If the user is willing to partition their design, then they can already achieve some speed-up with Quartus by using the Quartus Incremental Compile capabilities in a bottom-up fashion. Each partition can be compiled with a separate execution of the Quartus flow (which can be parallelized), and the resulting partitions can then be combined. Another benefit is that only those partitions that are impacted by design modifications need to be recompiled.

As for automatic partitioning: Our users tend to push design performance. If we pre-decide how to break up a design into completely separable partitions and then separately synthesize and place-and-route those partitions, yes, you can get a compile time speed-up. But how much performance is lost? Could you have got an equal speed-up by just dialing down the effort level in the flat, serial algorithm? Also, what do you do at the partition boundaries? Do you need to do some routing and timing analysis at the top level after synthesis/placement/routing on the sub-sections? If the partitions do not line up perfectly with clock domains or with keepers, then you have a slack dependency on signals that cross partition boundaries -- how do you solve that?

I think that this is a good area of research. But I would not say it is "easy".

Regards,

Paul Leventis Altera Corp.

Reply to
Paul Leventis

I have found verilog-mode for emacs to be quite nice in regards to the above. It doesn't have all the features I want but it is quite nice nevertheless if you use the /*AUTO*/ features of it.

/Andreas

Reply to
Andreas Ehliar

Partitioning would be nice, if it would work. At least with Xilinx ISE it does not. It could dramatically reduce my compile times, but I got so many random fatal errors with it so I had to abandon it. Maybe in some future version when they fix the issues. Another thing with partitions: The ISE gets so ridiculously slow, its not even funny. Not that I would use the crappy ISE editor but it still is annoying.
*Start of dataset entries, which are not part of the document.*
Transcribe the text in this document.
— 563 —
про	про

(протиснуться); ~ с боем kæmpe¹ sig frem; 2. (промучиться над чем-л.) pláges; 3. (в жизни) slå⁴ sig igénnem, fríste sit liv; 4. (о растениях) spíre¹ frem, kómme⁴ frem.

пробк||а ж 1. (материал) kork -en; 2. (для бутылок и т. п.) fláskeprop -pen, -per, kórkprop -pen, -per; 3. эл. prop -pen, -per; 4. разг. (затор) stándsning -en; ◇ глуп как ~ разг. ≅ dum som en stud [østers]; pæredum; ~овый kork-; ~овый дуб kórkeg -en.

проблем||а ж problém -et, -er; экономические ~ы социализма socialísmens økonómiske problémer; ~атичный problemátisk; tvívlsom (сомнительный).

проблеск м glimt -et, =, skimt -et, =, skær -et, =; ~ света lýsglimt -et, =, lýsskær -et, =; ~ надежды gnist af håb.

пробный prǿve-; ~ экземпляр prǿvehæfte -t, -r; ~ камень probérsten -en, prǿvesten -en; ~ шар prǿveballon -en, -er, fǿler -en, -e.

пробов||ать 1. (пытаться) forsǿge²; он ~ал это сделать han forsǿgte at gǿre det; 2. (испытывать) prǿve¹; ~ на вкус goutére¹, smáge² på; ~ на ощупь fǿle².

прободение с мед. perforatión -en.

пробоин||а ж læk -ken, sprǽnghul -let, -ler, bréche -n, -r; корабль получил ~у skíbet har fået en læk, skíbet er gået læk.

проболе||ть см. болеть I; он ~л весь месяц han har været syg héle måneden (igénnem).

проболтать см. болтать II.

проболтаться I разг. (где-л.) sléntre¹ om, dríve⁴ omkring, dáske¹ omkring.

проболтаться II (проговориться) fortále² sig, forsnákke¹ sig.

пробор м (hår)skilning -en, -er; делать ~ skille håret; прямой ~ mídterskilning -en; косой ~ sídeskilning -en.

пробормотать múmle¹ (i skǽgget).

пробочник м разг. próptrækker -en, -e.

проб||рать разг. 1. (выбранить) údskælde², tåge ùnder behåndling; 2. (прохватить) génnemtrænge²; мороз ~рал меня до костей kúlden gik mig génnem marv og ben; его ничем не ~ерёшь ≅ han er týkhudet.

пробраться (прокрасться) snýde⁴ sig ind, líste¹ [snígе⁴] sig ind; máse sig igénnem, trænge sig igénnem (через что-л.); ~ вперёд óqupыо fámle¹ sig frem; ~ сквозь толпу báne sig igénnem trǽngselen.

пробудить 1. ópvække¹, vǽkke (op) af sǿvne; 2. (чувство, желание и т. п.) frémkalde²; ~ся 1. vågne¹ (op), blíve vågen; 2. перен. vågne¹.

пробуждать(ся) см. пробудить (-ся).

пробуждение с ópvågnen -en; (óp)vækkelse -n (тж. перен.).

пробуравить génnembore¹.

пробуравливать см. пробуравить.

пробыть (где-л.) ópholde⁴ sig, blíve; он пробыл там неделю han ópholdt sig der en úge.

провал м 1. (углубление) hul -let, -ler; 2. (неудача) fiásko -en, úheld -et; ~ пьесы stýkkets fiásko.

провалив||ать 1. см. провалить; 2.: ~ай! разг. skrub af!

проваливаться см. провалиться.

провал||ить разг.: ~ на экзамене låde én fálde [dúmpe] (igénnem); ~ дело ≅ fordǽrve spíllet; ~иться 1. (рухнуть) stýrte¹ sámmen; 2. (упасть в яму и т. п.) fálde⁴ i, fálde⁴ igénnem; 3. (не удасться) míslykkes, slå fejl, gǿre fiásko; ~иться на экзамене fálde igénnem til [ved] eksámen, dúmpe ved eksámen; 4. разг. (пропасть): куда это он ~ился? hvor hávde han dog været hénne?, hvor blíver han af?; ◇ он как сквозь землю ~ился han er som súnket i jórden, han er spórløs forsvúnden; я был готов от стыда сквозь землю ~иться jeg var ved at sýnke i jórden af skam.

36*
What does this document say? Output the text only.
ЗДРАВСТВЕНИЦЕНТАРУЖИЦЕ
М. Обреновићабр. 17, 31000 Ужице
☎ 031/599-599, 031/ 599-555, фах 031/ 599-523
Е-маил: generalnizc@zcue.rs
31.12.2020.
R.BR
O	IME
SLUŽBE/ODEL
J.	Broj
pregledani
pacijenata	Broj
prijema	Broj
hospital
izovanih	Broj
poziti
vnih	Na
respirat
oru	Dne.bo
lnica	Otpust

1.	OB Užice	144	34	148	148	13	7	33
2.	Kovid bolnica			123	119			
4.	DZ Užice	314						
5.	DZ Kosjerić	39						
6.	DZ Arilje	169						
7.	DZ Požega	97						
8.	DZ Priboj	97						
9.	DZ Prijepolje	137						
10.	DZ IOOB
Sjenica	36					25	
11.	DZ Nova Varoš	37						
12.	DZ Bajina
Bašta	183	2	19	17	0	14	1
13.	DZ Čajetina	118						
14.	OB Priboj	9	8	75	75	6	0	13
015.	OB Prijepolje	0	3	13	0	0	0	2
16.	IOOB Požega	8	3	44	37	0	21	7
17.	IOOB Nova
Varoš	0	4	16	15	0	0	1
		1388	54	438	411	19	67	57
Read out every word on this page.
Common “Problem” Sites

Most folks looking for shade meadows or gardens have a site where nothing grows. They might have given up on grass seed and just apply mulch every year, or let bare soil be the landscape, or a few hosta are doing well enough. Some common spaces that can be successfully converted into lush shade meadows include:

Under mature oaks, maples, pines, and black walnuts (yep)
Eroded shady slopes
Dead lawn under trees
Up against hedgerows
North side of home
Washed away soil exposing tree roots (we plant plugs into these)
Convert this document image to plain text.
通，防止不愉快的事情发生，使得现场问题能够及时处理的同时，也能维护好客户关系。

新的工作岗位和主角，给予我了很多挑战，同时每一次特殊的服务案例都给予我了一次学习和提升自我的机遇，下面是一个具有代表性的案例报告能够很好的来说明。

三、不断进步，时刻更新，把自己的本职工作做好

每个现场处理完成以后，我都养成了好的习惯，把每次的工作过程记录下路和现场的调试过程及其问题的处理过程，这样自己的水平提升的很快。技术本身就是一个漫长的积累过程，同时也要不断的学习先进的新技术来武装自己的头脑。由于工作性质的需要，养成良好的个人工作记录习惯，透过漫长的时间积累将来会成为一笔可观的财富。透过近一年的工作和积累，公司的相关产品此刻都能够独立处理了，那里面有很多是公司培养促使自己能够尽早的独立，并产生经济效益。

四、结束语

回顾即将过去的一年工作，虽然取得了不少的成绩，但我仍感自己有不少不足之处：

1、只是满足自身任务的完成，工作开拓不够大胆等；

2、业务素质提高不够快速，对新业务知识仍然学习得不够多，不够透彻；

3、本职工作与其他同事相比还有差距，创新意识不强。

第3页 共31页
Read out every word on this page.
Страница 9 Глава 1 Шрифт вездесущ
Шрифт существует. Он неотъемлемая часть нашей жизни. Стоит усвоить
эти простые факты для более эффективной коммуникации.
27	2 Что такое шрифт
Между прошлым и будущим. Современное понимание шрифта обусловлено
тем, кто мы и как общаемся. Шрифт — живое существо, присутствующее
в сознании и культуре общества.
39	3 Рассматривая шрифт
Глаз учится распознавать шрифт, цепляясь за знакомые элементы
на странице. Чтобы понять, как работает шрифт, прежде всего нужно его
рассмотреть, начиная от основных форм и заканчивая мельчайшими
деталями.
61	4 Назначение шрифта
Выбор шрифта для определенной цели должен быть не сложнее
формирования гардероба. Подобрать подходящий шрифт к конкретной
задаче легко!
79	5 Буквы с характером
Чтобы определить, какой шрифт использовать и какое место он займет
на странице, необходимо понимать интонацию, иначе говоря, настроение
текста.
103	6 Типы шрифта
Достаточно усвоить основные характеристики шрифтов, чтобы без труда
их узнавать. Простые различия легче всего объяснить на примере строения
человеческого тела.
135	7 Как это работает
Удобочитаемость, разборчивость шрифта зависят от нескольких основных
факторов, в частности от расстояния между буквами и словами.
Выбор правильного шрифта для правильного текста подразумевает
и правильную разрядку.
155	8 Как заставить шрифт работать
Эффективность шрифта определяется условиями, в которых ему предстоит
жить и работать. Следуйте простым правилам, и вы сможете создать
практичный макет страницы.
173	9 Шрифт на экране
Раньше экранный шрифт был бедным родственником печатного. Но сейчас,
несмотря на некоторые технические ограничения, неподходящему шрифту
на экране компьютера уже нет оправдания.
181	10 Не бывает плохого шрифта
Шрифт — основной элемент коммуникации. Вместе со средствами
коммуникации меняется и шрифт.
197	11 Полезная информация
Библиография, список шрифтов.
BTW a nice Verilog Editor would be a great thing too! Automatic code completion, automatic wiring through hierarchies, complex refactoring capabilities, real time syntax compiler, back tracing instantiation calls, linking between instantiations and module definitions...(I am dreaming). Still, its pathetic that you still have to invest tons of time to create toplevel modules and wire modules together.